Solid-state quantum memory unveiled
R Colin Johnson
1/14/2011 12:53 PM EST
PORTLAND, Ore.—Broadband quantum networks inched closer to reality recently when researchers demonstrated the ability to transfer quantum-bits (qubits) from entangled photons to solid-state crystalline memory devices. Using a super-cooled crystal the researchers were able to demonstrate the reversible transfer of entangled qubits from a quantum network waveguide to the solid-state memory and back again.
Researchers at the University of Calgary (Canada) collaborated with the University of Paderborn (Germany) in the reversible transfer of photon-photon entanglement into entanglement between a photon and the solid-state excitation of atoms. The rare-earth (thulium) doped lithium niobate waveguide made use of the photon-echo quantum memory protocol. Separately, another research group at the University of Geneva (Switzerland) demonstrated a similar capability over a 50-meter fiber optical link, paving the way for quantum repeaters that could extend the ultra-secure communications of a quantum network to any distance.

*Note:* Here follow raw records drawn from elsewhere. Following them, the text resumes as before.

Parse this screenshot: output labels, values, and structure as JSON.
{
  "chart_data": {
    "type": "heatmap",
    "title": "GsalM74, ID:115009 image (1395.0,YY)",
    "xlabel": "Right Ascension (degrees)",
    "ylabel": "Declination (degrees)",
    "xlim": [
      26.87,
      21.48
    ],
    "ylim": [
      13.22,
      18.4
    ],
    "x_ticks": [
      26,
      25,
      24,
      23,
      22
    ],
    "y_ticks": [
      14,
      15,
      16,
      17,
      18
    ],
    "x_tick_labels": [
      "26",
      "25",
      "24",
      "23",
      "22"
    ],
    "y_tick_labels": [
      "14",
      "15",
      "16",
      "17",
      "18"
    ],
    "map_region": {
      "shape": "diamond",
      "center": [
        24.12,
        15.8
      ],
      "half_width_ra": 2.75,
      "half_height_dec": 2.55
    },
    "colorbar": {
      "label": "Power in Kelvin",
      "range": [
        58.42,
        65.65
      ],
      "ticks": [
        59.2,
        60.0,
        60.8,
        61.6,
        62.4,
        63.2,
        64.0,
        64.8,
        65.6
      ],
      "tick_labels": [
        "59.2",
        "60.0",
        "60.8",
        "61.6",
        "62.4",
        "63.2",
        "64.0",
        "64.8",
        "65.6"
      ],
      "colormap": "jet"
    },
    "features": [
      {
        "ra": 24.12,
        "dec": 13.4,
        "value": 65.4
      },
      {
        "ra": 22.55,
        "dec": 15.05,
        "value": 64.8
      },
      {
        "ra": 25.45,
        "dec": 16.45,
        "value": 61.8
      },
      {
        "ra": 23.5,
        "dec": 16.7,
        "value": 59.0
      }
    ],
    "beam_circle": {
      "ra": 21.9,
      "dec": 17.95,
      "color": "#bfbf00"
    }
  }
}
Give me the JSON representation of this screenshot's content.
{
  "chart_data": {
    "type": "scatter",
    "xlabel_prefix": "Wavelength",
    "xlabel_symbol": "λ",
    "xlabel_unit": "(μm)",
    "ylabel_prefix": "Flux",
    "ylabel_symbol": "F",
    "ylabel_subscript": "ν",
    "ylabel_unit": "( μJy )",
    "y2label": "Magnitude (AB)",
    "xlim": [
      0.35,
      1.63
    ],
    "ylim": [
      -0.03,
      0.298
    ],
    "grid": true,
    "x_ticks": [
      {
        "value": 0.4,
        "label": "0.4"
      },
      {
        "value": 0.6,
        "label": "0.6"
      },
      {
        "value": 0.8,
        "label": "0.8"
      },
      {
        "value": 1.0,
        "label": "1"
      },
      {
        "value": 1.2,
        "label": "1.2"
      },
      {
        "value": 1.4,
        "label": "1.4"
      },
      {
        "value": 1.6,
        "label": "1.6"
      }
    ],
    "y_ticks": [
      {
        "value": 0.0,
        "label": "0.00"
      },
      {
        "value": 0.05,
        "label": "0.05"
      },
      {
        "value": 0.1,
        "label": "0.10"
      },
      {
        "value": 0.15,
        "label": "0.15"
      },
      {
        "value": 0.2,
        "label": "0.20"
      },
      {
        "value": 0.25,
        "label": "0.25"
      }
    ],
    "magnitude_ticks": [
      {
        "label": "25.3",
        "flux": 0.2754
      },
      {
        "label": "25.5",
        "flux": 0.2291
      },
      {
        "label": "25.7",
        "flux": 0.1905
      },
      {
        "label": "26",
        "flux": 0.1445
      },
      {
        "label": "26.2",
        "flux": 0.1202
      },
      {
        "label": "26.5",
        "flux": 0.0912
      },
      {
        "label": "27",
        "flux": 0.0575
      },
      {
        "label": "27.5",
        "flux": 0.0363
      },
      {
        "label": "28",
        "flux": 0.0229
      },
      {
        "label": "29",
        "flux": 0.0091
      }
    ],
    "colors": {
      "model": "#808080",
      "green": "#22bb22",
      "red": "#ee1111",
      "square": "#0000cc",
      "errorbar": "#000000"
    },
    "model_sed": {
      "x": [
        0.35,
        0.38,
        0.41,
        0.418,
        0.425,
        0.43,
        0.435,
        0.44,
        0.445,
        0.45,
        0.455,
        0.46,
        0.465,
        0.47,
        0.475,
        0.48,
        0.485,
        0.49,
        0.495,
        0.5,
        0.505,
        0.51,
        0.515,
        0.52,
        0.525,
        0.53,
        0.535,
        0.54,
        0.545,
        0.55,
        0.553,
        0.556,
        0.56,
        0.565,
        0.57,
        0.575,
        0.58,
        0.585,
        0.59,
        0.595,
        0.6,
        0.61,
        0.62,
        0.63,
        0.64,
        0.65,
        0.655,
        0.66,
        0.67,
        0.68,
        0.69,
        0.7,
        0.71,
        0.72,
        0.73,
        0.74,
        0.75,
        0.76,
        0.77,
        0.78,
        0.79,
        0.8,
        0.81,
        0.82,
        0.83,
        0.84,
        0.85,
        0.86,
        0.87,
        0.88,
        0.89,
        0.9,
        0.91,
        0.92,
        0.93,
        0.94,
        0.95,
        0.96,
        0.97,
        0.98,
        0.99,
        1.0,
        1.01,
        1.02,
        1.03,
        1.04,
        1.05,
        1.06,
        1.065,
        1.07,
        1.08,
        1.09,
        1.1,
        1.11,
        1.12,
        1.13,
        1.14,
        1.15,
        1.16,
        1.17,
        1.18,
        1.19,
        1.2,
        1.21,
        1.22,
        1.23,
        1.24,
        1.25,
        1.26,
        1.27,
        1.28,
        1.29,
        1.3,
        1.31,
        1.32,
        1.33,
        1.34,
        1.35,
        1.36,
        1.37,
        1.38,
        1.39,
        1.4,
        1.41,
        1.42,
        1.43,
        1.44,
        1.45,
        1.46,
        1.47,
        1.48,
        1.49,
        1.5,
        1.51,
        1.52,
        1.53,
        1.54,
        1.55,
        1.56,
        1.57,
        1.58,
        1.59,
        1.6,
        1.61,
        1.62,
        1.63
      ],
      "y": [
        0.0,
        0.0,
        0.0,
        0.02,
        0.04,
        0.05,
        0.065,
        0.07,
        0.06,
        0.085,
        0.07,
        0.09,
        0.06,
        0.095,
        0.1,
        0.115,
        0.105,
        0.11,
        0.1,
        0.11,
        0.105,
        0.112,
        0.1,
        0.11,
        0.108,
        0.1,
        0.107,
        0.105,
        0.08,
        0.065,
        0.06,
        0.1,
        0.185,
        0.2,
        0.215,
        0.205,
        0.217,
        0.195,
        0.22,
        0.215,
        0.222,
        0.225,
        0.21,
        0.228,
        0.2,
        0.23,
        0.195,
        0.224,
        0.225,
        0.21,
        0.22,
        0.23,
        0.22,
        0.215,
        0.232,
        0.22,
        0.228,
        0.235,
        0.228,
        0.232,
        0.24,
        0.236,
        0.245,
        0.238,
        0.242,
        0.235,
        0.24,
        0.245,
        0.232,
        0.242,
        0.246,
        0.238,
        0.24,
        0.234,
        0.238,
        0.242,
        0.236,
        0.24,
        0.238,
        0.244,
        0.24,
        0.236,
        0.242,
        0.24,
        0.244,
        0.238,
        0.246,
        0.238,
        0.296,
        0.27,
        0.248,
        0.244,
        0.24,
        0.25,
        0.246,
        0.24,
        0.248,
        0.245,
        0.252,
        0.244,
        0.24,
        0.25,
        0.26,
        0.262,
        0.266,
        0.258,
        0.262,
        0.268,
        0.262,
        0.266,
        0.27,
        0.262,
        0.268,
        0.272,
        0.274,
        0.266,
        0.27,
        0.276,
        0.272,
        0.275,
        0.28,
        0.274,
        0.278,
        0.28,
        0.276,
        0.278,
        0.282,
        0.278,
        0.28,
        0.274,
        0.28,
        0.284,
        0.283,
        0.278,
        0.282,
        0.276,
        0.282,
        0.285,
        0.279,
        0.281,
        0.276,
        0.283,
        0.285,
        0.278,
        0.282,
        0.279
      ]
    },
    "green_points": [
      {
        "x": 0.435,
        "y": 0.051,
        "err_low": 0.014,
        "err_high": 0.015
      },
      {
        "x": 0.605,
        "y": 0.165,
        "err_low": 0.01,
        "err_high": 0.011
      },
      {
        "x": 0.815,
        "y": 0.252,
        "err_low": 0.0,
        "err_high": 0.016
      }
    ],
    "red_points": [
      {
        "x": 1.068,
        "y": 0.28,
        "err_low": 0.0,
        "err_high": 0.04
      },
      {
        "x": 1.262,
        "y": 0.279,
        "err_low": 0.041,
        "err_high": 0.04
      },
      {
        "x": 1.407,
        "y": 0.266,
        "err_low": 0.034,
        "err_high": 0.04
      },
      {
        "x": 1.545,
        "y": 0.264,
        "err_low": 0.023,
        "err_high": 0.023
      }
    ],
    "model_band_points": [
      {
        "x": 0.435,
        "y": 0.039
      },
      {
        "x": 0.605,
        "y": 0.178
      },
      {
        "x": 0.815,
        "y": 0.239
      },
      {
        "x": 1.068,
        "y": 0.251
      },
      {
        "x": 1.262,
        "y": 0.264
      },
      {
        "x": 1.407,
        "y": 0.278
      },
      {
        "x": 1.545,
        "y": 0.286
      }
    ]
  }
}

Quantum networks will allow sending information without being afraid of somebody listening in. Photo credit: Riley Brandt
The University of Calgary team demonstrated that their lithium niobate waveguides, which are already widely used for fiber optic communications, can handle signals from five megahertz to five gigahertz, with a memory retention time of seven nanoseconds. Its broadband quantum memory used off-the-shelf lithium-niobate crystals which needed to be supercooled to minus 270 degrees Celsius. Next, the group plans to create a real-time read-write channel using teleportation to transfer the qubits into and out-of its solid-state memory.
"We have already demonstrated entanglement between a photon and the atoms of the crystal. Our next step will be to use interactions with a third photon to teleport its state into our solid-state memory by virtue of that entanglement," said University of Calgary professor Wolfgang Tittel at the Institute for Quantum Information Science. "This teleportation step will enable future quantum networks that provide ultra-secure long-distance communications."
For the future, besides perfecting teleportation as a means of transferring qubits to and from its quantum memories, the researchers are also planning to extend the memory retention time from seven nanoseconds toward a goal of one second—a necessary condition for using repeaters to create large quantum networks.